Sprachbarrieren in der Gesundheitsversorgung überwinden

Psychiatrische und psychotherapeutische Behandlung verlässlich ermöglichen

„Eine erfolgreiche Behandlung basiert auf verständlicher Aufklärung und Diagnostik“, sagt Amelie Thobaben, Präsidentin der Psychotherapeutenkammer. „Sprachmittlung stellt sicher, dass ein Behandlungserfolg erzielt werden kann.“

Hermann Schulte-Sasse, Vorsitzender des Paritätischen Bremen, fasste das Thema weiter. „Sprachliche Verständigung ist die Grundvoraussetzung für den Zugang zu bestimmten sozialen Leistungen und somit für gesellschaftliche Teilhabe“, so Schulte-Sasse. Mangelnde Verständigung behindert eine adäquate Unterstützung und Hilfe z.B. auch in der Schwangeren- und Schwangerschaftskonfliktberatung, bei der Beratung nach sexualisierter Gewalt und natürlich in Psychosozialen Zentren für Flüchtlinge und Folteropfer. Daher fordert der Paritätische auch die Sicherstellung der sprachlichen Verständigung durch Schaffung einer gesetzlichen Grundlage für Sprachmittlung. „Das muss im allgemeinen Teil der Sozialgesetzbücher, im SGB I, geregelt werden“, so der Verbandsvorsitzende.

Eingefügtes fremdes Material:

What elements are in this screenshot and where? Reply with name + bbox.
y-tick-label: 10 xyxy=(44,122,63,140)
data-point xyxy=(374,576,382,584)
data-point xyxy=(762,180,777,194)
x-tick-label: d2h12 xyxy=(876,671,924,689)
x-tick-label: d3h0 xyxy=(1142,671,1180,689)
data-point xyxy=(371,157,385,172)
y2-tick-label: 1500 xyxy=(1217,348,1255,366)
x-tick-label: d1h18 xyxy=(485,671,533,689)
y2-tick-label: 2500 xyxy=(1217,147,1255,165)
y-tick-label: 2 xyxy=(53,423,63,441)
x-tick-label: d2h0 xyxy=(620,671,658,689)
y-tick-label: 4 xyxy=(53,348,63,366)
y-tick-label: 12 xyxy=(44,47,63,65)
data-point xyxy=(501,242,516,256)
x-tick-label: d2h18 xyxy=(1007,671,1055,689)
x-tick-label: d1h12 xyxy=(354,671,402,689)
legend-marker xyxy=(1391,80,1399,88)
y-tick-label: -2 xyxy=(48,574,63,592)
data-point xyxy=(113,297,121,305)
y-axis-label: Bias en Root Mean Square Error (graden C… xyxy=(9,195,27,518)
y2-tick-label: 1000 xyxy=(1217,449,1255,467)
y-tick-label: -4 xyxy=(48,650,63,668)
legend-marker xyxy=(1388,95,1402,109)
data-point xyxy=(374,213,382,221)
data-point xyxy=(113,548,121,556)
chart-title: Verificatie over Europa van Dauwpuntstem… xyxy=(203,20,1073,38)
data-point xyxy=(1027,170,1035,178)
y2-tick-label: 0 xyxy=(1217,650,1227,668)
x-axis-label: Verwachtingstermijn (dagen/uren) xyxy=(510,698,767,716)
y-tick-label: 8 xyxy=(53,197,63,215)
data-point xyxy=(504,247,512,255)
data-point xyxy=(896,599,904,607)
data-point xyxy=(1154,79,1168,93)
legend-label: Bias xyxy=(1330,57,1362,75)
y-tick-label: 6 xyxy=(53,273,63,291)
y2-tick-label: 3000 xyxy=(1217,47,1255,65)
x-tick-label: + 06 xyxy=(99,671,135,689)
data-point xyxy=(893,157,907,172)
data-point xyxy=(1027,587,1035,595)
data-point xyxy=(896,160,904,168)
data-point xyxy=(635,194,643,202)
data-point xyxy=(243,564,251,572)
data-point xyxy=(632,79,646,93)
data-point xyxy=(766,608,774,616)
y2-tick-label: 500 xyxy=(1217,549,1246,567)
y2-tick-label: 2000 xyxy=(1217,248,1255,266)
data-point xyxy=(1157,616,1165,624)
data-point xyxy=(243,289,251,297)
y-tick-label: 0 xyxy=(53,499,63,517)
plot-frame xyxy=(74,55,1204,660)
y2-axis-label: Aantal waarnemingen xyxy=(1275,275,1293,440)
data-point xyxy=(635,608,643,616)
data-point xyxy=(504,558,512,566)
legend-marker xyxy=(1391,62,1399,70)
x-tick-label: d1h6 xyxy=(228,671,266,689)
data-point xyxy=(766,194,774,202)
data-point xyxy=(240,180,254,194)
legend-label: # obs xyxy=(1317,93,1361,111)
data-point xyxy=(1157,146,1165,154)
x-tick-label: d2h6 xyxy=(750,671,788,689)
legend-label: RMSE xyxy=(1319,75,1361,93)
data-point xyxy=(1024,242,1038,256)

In Bremen gibt es seit 2019 ein Modellprojekt zur Sprachmittlung. Dieses Projekt ermöglicht die Finanzierung von Sprachmittlung bei psychiatrischer und psychotherapeutischer Beratung und Behandlung. Refugio Bremen koordiniert die Antragstellung und die Terminierung mit Sprachmittelnden und Praxen. Zusätzlich werden die Qualifizierung und Supervision von Sprachmittler/innen und die Weiterbildung für Behandler/innen durchgeführt. Gefördert wird das Projekt von der Senatorin für Gesundheit. Der Sprachmittlungspool verfügt zurzeit über 51 Sprachmittelnde und etwa 16 verschiedene Sprachen. Dadurch konnten bisher knapp 2000 Stunden Sprachmittlung in Bremer und Bremerhavener Praxen realisiert werden. „Vor allem ist so der barrierefreie Zugang zur Gesundheitsversorgung gewährleistet und eine bessere Teilhabe für Geflüchtete möglich“, berichtete Ingrid Koop, therapeutische Leiterin des Behandlungszentrums Refugio.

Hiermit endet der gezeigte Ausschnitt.